This is about my translation from this thread. Judging by the feedback I received elsewhere, I might not be using the past tenses in it correctly. In particular:
- Ad viās dīrigendās grōmīs, perticīs, fūnibusque ūsī sunt (Rōmānī) - does this work as a general statement or does it sound like a description of some specific situation, one event in a sequence etc? For classical examples cf. this and search PHI for dixerunt, scripserunt in descriptions of olden linguistic practice.
- rotae quoque mēnsōriae numerōs reddidērunt mīrē quam subtīliter - ditto for this. This does seem to call for the imperfect much more, probably because the sentence is accessory to the former and thus invites being backgrounded.
- Viae pūblicae ūsque ad 7 metrōs seu 23 pedēs lātitūdinis habuērunt - I don't think the imperfect works here because the roads are pretty permanent, many still extant.

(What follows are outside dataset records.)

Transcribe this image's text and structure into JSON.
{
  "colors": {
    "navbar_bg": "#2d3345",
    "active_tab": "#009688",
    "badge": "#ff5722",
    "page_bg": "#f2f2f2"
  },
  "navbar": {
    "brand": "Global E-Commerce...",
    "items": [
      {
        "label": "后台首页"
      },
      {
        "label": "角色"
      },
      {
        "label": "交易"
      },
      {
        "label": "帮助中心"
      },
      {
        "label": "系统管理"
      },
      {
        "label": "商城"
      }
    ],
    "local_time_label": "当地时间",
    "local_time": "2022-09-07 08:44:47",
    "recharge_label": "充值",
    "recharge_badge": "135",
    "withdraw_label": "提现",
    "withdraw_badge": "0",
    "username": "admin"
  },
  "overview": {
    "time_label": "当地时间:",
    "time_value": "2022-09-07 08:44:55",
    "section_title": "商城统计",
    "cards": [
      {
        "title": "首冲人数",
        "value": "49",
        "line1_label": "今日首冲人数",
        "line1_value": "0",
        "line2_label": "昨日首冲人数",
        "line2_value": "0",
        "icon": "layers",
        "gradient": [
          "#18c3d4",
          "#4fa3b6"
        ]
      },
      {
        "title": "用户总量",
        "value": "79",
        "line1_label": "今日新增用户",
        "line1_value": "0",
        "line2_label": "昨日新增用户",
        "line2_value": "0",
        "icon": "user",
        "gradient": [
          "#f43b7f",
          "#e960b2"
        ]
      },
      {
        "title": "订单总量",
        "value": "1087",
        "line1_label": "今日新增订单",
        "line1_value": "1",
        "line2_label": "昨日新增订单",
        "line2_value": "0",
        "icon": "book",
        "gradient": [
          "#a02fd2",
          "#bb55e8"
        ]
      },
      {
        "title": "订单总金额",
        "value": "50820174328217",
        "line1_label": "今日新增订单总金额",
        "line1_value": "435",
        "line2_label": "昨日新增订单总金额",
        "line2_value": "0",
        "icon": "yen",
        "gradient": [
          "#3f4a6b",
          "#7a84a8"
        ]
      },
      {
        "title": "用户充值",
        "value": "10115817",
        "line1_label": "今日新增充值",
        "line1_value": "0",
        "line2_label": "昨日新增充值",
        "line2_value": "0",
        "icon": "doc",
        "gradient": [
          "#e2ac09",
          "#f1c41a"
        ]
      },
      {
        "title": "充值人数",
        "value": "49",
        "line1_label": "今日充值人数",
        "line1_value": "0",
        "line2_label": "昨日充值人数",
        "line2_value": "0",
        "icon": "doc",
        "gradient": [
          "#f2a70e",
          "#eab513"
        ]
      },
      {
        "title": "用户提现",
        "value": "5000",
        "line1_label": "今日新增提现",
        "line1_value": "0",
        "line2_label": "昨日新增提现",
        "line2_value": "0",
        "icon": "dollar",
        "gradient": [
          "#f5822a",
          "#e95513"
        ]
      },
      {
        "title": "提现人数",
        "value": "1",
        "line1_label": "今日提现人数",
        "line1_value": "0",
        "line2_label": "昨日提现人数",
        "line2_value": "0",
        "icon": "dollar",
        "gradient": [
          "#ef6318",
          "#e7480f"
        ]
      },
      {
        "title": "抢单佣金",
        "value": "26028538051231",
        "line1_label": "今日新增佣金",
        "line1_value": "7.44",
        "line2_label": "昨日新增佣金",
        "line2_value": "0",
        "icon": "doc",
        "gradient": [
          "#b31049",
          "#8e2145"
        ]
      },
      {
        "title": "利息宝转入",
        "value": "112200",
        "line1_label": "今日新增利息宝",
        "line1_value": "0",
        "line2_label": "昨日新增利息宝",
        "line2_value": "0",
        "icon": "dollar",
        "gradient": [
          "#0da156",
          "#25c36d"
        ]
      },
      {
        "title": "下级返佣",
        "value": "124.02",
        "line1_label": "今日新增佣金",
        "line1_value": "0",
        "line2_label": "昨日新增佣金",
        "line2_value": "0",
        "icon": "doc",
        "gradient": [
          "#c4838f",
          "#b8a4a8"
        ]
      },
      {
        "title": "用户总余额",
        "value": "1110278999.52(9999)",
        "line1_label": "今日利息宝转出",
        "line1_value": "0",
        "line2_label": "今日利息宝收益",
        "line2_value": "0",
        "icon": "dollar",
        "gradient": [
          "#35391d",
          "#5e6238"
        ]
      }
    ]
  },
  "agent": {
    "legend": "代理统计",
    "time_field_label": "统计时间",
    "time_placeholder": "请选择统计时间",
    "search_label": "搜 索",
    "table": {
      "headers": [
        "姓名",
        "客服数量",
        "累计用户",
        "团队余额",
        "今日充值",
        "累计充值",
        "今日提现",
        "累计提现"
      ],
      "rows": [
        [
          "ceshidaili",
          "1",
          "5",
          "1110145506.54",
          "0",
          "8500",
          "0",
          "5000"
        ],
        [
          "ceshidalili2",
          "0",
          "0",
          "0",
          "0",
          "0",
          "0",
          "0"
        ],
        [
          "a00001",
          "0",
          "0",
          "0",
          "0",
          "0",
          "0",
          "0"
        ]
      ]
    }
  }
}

The imperfect habēbant implies they had this width for a time only and I don't think it can express a repetition of the action of being constructed with that width.
- Itaque legiōnāriī sēnī ōrdine singulō prōgredī potuērunt - I'm being told it's absolutely impossible, but it doesn't seem so to me. To me the imperfect expresses something like "they could pass 7 at a time - if necessary", while the perfect seems to mean "they were able", as a situation and a practice which obtained thanks to the construction of wide enough roads: prīmō nōn poterant, tum vērō potuērunt.
- quī tabulās itinerāriās adhibuērunt ut... - I'd use the imperfect in an abstract description of the merchants' habits, but like with the above what I had in mind is a causal connection with the previous ūtī coepērunt. The backgrounding imperfect turns the verb into a backdrop to the preceding perfect (the only possible choice), reversing the sequence.